KARIMUN, batamtv.com – Perkembangan jumlah kasus gagal ginjal akut di Karimun mencapai angka 3 orang pasien. Angka ini tentu bukan angka yang kecil karena cukup mengkhawatirkan. Ini lantaran dari angka yang dihimpun, dari tiga pasien, ada yang meninggal dunia.
Informasi ini dikelurkan oleh Dinas Kesehatan Kabupaten Karimun yang menyebutkan mereka menemukan tiga kasus anak mengidap gagal ginjal akut.
Bupati Karimun Aunur Rafiq, Minggu (23/10/2022) membenarkan angka pasien pengidap gagal ginjal akut tersebut.
Tiga anak pengidap gagal ginjal akut itu merupakan hasil diagnosa Dinkes Karimun per Agustus 2022. Ketiga anak itu masing-masing berusia 1 tahun, 5 tahun dan 8 Tahun.
“Laporan Dinkes ada tiga anak, masing-masing berusia 1 tahun, 5 tahun, dan 8 tahun. Mereka terdiagnosa mengidap gagal ginjal akut,” kata Rafiq, Minggu (23/10/2022).
Rafiq menyebutkan, dari tiga kasus gagal ginjal ditemukan pada anak itu, dua diantaranya meninggal dunia dan satu anak menjalani pengobatan.

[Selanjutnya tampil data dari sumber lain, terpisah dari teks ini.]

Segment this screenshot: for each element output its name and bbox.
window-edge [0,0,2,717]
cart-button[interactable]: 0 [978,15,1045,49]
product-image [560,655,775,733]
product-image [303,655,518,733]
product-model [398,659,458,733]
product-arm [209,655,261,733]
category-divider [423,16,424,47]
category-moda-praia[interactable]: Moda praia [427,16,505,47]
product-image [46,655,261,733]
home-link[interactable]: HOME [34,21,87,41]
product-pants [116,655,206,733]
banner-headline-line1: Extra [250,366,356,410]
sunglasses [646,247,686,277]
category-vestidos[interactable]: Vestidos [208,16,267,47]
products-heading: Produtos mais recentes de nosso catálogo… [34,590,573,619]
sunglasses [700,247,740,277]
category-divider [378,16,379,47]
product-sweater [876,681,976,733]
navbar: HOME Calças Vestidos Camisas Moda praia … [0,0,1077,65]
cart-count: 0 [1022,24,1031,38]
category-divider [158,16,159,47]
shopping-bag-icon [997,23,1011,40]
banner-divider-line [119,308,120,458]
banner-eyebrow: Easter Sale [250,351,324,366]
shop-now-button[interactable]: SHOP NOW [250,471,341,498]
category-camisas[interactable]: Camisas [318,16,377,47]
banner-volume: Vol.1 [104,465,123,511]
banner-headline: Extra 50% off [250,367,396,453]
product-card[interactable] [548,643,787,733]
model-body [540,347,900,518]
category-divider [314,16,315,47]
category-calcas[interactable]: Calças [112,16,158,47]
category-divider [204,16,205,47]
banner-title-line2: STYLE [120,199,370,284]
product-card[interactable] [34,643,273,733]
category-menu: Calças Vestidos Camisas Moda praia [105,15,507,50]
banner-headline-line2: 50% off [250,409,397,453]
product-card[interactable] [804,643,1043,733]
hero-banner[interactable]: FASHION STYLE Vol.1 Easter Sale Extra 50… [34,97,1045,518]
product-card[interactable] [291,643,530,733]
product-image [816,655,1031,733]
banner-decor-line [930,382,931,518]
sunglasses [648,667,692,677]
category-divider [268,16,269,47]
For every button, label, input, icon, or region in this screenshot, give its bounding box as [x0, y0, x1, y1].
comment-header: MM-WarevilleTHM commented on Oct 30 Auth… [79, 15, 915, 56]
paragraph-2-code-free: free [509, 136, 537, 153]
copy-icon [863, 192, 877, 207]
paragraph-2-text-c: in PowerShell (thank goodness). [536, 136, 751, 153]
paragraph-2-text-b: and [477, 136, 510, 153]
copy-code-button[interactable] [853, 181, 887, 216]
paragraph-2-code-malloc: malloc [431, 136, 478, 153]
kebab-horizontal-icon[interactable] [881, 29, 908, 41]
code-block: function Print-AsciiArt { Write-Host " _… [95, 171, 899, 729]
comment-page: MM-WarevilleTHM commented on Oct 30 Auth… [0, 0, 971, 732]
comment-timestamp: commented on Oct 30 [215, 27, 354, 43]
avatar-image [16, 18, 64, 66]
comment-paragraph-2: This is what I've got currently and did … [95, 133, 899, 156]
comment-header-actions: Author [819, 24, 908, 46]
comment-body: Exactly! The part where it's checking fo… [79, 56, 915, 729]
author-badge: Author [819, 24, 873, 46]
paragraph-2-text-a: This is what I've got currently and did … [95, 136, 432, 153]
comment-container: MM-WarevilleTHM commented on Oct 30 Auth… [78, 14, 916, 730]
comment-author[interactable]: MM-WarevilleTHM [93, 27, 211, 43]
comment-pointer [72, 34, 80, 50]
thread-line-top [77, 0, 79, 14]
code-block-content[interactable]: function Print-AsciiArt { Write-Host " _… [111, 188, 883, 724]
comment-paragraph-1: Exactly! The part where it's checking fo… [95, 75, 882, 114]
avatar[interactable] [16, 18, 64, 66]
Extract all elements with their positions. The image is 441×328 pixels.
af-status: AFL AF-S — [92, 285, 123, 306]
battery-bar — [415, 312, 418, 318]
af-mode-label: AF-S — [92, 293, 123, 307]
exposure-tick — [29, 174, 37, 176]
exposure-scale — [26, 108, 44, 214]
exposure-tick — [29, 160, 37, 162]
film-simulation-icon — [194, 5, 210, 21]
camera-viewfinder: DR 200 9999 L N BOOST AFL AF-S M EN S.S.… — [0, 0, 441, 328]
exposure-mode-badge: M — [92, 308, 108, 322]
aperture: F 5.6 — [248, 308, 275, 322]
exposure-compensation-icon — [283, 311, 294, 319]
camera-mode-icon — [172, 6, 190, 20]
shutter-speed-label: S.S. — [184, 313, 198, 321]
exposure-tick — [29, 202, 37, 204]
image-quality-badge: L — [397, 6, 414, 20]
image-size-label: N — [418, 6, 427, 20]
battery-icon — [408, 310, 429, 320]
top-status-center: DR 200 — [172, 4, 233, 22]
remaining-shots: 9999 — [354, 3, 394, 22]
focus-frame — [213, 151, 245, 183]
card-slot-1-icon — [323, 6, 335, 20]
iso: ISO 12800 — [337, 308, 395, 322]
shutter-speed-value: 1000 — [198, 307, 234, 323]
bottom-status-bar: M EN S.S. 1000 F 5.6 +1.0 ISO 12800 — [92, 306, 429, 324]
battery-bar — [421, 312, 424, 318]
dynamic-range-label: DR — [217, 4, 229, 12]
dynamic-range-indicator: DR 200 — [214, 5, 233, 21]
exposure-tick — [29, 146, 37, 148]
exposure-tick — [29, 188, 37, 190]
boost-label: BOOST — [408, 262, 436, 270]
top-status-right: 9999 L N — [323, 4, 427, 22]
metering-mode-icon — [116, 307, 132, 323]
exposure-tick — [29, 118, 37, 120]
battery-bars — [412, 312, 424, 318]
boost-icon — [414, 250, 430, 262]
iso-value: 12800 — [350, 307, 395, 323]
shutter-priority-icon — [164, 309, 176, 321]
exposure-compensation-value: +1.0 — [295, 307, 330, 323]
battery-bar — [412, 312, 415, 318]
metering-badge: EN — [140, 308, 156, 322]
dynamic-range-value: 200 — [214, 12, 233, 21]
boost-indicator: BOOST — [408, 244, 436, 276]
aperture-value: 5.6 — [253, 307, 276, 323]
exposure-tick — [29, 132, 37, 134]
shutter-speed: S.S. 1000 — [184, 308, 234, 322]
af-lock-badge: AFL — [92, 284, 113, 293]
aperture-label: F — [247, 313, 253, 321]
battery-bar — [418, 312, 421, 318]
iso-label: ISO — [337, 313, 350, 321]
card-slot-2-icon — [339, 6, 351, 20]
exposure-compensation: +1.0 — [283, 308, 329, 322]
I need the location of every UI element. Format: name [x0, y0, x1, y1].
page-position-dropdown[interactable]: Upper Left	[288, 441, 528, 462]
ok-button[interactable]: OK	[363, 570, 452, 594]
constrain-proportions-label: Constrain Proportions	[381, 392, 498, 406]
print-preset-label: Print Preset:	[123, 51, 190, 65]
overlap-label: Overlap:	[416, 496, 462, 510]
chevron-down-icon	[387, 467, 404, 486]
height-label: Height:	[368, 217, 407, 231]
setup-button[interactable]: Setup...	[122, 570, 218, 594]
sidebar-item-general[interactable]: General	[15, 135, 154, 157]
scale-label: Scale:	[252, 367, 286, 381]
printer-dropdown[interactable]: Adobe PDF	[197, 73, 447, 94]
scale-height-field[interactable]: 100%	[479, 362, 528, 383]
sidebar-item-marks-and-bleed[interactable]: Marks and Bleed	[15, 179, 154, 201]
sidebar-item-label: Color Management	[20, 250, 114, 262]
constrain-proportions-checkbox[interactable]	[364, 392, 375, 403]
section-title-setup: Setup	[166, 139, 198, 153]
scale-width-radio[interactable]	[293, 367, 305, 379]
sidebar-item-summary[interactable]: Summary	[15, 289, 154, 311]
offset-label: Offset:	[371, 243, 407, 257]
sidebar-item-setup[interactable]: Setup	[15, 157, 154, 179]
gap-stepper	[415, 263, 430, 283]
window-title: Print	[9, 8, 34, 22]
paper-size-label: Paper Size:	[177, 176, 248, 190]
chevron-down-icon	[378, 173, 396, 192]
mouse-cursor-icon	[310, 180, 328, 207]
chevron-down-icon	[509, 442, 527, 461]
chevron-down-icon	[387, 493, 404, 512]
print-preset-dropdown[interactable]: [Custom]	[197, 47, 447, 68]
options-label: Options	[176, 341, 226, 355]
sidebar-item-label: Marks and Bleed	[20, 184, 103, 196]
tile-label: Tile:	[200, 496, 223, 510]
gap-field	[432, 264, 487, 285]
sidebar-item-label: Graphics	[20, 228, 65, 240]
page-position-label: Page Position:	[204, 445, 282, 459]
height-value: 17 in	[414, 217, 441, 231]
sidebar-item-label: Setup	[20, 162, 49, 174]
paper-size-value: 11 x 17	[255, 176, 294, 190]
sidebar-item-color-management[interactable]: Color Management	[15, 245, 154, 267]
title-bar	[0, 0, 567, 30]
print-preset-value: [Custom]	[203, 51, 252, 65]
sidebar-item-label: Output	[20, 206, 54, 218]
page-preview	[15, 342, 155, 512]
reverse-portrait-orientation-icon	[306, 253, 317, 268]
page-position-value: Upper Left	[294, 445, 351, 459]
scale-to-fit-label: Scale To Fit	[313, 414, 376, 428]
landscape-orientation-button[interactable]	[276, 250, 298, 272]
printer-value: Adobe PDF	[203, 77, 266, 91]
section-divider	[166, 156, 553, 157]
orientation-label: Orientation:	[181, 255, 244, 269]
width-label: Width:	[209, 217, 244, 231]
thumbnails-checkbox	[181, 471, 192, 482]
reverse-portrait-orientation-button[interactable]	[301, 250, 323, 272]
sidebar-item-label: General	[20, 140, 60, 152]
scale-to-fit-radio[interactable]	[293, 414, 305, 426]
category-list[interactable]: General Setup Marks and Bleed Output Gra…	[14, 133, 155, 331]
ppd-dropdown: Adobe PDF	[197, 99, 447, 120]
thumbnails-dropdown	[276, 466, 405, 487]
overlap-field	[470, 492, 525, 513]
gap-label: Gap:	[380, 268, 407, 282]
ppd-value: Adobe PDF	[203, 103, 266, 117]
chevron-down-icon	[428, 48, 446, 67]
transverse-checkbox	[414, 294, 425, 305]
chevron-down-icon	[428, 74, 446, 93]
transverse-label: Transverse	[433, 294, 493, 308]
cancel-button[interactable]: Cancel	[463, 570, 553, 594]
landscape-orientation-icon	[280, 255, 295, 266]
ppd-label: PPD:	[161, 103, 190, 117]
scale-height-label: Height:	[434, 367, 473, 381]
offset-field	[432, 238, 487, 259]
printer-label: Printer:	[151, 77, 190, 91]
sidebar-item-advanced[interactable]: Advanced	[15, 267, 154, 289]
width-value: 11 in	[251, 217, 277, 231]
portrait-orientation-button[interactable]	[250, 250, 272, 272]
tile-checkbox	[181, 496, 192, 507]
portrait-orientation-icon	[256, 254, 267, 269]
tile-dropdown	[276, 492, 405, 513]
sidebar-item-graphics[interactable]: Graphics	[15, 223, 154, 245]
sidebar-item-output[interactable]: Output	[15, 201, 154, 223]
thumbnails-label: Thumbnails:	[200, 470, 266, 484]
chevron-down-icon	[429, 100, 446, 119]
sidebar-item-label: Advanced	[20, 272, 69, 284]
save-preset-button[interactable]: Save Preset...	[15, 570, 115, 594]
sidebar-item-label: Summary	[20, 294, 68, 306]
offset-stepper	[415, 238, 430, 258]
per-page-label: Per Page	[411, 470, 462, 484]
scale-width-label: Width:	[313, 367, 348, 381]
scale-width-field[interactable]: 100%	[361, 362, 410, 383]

“Belum diketahui pasti penyebabnya, namun hasil diagnosa dokter indikasinya karena mengkonsumsi obat- obatan,” katanya.
Rafiq menyebutkan, telah meminta kepada Dinas Kesehatan Karimun untuk melakukan pengecekkan ke apotek- apotek dan toko obat untuk memastikan peredaran obat jenis sirup yang dilarang sudah tidak diedarkan di Karimun.
“Saya sudah minta ke Dinas Kesehatan melakukan pengecakan bersama instansi terkait apakah masih ada peredaran obat yang dilarang,” kata Rafiq.
Kepada masyarakat , Aunur meminta agar untuk mengkonsumsi obat- obatan jenis tablet yang disarankan oleh dokter.